You can do many things to optimize your scraper, but there will always be a risk of errors. In some cases the authority build and later rebuild their website slightly different, and you could not foresee that when you build your scraper.

You should have an instinct for reverse engineering, finding patterns on their website and possibilities for errors. And then you also need to keep records of your scraping, so you have a warning system for errors.

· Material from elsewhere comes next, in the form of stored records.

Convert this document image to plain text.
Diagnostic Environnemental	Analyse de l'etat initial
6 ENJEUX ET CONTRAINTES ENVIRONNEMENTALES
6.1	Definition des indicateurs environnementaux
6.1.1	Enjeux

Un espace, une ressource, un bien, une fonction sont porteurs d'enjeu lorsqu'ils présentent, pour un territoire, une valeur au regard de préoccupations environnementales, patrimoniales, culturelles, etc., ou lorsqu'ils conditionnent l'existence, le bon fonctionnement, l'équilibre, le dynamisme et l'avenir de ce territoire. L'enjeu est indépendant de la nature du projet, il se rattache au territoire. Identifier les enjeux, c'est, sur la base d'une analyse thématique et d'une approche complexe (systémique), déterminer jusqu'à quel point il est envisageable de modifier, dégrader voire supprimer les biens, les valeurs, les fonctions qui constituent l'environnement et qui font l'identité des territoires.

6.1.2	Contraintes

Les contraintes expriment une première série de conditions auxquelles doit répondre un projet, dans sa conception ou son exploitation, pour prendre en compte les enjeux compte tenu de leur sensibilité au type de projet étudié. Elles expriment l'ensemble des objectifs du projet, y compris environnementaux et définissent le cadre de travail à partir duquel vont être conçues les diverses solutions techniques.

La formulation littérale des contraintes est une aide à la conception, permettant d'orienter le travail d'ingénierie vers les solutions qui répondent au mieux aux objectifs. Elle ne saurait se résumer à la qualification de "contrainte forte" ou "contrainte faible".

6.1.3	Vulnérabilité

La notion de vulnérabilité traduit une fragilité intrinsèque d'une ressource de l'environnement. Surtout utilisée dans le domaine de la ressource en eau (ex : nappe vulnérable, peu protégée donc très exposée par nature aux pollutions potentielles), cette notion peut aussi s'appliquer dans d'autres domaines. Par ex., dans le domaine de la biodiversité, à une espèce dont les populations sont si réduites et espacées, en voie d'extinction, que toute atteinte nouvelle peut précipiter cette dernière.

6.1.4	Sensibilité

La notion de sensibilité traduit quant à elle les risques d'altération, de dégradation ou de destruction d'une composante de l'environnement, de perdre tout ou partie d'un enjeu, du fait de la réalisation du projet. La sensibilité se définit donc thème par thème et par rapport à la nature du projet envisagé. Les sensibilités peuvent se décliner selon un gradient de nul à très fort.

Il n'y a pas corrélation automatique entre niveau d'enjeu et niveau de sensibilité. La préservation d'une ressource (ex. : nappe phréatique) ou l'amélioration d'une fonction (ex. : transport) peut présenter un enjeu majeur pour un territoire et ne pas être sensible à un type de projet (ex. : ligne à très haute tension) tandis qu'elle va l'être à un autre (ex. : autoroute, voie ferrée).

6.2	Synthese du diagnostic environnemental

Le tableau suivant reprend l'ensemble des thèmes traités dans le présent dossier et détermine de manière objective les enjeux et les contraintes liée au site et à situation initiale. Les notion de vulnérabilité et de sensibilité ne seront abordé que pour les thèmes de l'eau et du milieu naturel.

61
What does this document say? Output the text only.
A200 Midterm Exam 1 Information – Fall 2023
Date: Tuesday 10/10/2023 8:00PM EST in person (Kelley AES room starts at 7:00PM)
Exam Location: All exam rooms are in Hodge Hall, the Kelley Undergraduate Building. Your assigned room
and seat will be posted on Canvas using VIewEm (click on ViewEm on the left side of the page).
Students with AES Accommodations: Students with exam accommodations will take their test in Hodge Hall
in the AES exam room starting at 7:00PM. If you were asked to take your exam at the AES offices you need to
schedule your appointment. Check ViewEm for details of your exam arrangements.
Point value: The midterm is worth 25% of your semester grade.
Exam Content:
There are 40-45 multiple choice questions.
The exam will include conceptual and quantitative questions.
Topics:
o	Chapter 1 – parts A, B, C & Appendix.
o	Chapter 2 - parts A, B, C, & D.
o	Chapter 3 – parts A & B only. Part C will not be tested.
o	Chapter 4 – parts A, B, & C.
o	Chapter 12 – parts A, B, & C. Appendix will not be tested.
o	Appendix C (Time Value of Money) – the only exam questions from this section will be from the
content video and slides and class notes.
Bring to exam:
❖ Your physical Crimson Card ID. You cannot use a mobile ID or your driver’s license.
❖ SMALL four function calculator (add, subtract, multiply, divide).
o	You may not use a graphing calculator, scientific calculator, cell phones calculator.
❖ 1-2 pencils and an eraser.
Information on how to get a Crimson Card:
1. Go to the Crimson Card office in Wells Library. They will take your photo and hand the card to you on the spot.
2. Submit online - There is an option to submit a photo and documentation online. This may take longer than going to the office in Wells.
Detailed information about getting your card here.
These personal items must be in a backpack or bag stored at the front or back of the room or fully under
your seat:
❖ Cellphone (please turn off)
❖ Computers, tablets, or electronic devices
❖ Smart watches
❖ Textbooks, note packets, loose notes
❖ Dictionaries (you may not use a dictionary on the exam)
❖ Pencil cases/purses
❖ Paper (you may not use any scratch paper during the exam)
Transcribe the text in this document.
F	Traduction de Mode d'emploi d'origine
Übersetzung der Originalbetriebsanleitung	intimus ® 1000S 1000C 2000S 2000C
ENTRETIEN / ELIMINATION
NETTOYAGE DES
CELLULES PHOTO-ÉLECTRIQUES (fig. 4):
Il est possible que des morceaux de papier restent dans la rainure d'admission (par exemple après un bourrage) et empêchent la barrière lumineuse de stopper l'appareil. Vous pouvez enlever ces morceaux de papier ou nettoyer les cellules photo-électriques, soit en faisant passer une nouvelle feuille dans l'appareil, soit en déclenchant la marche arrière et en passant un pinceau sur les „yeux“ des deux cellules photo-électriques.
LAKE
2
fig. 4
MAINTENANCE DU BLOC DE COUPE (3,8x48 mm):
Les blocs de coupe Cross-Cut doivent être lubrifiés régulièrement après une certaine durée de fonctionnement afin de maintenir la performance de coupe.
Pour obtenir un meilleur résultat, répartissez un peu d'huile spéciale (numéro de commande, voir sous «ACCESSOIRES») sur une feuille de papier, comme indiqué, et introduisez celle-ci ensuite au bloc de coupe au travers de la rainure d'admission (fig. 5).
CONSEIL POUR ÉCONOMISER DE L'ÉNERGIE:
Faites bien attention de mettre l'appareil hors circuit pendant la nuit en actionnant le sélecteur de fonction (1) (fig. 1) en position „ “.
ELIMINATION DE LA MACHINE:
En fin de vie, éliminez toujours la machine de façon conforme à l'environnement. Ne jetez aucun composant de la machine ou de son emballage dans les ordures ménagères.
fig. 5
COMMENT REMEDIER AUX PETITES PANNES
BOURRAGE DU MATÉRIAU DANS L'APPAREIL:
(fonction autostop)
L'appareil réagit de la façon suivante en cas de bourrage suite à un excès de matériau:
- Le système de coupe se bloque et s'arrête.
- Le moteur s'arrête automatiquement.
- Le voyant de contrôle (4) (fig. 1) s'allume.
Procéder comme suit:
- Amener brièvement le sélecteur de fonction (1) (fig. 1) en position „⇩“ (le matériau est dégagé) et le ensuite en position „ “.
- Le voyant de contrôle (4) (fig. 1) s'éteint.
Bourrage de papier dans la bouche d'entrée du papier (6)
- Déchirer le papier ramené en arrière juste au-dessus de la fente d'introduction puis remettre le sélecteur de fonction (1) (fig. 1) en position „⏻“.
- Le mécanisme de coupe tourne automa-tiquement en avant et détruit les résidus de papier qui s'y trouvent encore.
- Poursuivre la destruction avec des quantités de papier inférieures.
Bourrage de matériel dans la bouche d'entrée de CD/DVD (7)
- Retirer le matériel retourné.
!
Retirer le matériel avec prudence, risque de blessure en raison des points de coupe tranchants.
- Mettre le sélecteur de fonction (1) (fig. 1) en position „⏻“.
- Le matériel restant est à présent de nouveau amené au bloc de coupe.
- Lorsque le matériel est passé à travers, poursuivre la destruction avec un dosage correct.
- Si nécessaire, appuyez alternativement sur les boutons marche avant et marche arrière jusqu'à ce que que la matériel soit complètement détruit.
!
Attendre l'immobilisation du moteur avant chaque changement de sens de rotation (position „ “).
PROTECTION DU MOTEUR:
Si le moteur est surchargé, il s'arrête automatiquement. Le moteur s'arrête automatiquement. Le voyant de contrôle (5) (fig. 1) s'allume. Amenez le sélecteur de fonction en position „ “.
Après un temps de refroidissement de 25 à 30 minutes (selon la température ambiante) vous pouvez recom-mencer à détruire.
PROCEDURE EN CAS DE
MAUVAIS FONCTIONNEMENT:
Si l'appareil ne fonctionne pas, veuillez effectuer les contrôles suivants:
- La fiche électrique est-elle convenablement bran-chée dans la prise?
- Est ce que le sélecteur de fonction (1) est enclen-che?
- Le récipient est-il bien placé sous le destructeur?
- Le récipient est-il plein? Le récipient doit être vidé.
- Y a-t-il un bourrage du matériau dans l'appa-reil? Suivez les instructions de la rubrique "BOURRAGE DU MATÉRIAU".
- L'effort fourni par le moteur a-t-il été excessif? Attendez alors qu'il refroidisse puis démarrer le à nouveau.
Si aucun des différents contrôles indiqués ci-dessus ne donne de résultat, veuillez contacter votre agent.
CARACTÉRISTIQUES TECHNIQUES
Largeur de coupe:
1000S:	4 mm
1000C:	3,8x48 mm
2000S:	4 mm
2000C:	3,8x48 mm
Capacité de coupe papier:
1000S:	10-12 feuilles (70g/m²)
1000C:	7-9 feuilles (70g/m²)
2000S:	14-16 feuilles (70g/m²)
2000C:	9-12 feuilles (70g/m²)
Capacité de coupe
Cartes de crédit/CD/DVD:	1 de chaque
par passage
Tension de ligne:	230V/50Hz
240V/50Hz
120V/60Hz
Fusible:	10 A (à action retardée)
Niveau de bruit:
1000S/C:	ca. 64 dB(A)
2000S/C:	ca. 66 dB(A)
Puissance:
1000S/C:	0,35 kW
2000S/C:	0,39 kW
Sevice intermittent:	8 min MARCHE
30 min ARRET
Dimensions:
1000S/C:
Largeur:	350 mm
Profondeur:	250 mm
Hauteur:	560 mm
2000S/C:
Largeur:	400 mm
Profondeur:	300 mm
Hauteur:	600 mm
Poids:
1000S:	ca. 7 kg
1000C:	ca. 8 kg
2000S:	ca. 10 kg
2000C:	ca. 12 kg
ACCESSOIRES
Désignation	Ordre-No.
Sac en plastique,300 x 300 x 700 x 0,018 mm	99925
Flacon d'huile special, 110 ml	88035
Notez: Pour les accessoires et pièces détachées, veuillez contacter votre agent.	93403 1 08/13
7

6.       Always include metadata in your scraping

Scraping data into the same table in schedules need you to keep track of each record, meaning you have to include at least:

FirstExtracted

LastExtracted

LastChanged

ExtractedInLastRun

ScraperName

RunId

KeyField.

This should be in every record.

7.       Scraping thousands of website a day down in several levels

Making a surveillance of changes on big websites means you have to go down in several levels. Having for instance 20 websites to follow with 50 urls on each site, means you have 20 Urls on level 1, 1.000 url’s on level 2, then 50.000 urls on level3 and in the end 250.000 urls.

You then need to build a system, so you only open an url one time at each level and never opens an url on a specific level if it had been opened before. A clear structure is the answer.

8.       Tuning scrapers for loading url’s

If you have a chance to edit the way your scraper handle URL’s then turn these things of:

Load frames

Execute javascripts

It’s simply the most effective way to minimize server-time and speed up the scraping. Sometimes you need to have it on for loading the data. Then it is necessary.

9.       Always focus on the story – the context

As data journalists we love data, we simply can’t get enough. But never be satisfied just with the data. Always think of the user, the viewer, anybody who will interfere with your material.

Make it as simple and easy to use as possible. Rethink and rethink. Mobile means simple and clear focused.

10.   Know the limits of the scraping and machine-generated content

In some situations the scraped material will feed an output – either as email or as a presentation. But be very keen on the finish.

Sometimes it demands a human touch in the end to make it better and even mre focused on the end-user. Follow your products closely.

11.   Make scraper-operations scalable

If you begin this operation of scheduling daily scraping jobs, be sure that you have a system easy to scale up.

We run all scraping on scalable cloud-servers. We can just upscale everything on the fly. Make expanding easy.